Tuesday, June 25, 2019
Exhibit Hall C (Marriott Wardman Park Hotel)

Presenter: Katherine Wen

Co-Authors: Phyllis Johnson; Philip Jeng; Yuhua Bao


Background and Objective: Between 1999 and 2015, overdose deaths involving opioids have increased nearly six-fold in the U.S. In response to this epidemic, many states implemented policies to optimize prescriber use of Prescription Drug Monitoring Programs (PDMPs). PDMPs are electronic databases that report on filled controlled substances for all patients and, when used by prescribers, may address information asymmetries between prescribers and patients, and in turn, assist prescribers with identifying patients with possible misuse while ensuring legitimate use for pain management. Prominent policies to optimize prescriber use include comprehensive mandates for PDMP use by prescribers, laws allowing delegation of PDMP access to office staff, and interstate PDMP data sharing. A recent publication of the research team found that all three policies were associated with reduction in patterns of opioid prescriptions with high risk for misuse and overdose. In this study, we aim to estimate the effects of these policies on adverse health care events involving opioids.

Population and Data: This study uses the 2011-2015 Health Care Cost Institute (HCCI) claims database, containing claims of over 50 million individuals enrolled in all health plans (employment, market exchange, and Medicare Advantage plans) offered by Aetna, Humana, and UnitedHealthCare. We focus on patients 18-64 with at least one opioid prescription throughout the study years. Data on state policies and effective dates are compiled from several sources such as the National Alliance for Model State Drug Laws.

Methods: Our outcomes are emergency department (ED) visits and inpatient admissions with a diagnosis of opioid overdose, abuse, or dependence. Our unit of analysis is patient-quarter. We examine both the dichotomous outcome of having at least one such event in a quarter and the count of events. We exploit the staggered implementation of PDMP policies across states to estimate difference-in-differences (DD) models, using states that had not implemented the policies as controls.

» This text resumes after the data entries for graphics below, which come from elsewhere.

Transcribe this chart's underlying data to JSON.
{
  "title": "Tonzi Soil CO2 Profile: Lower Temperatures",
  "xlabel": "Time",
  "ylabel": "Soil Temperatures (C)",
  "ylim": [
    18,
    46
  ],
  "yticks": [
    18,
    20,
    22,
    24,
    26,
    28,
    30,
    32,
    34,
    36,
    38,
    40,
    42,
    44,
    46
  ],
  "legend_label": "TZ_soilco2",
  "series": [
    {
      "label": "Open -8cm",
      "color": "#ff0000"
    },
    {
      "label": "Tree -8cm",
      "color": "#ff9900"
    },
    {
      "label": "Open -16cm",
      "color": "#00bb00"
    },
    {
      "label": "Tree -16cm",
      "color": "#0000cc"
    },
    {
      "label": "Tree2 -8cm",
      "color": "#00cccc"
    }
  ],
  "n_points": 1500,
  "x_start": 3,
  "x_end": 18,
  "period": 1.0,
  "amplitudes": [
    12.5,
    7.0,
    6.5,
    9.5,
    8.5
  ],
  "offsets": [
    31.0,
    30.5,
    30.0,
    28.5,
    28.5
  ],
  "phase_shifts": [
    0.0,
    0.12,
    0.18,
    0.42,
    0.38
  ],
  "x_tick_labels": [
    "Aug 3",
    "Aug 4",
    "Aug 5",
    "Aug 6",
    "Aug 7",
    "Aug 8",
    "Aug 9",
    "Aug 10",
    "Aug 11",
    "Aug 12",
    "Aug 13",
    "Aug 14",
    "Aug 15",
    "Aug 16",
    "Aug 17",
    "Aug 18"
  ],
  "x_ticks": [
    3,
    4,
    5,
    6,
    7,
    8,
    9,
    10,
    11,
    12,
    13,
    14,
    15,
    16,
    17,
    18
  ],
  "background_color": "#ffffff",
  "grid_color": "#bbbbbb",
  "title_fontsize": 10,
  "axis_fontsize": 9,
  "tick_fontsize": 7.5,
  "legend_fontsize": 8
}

In a secondary analysis, we conduct event study to 1) examine the parallel-trend assumption for the DD estimation, and, 2) to allow the policy effects to differ by time since implementation.

Findings: Analysis is ongoing. We expect to have preliminary findings by Spring 2019.

Implications: All three policies we examine are designed to improve prescriber take-up and effectiveness of PDMPs and are being adopted by an increasing number of states. Our results will inform evolving state policies addressing one of the root causes of the opioid crisis.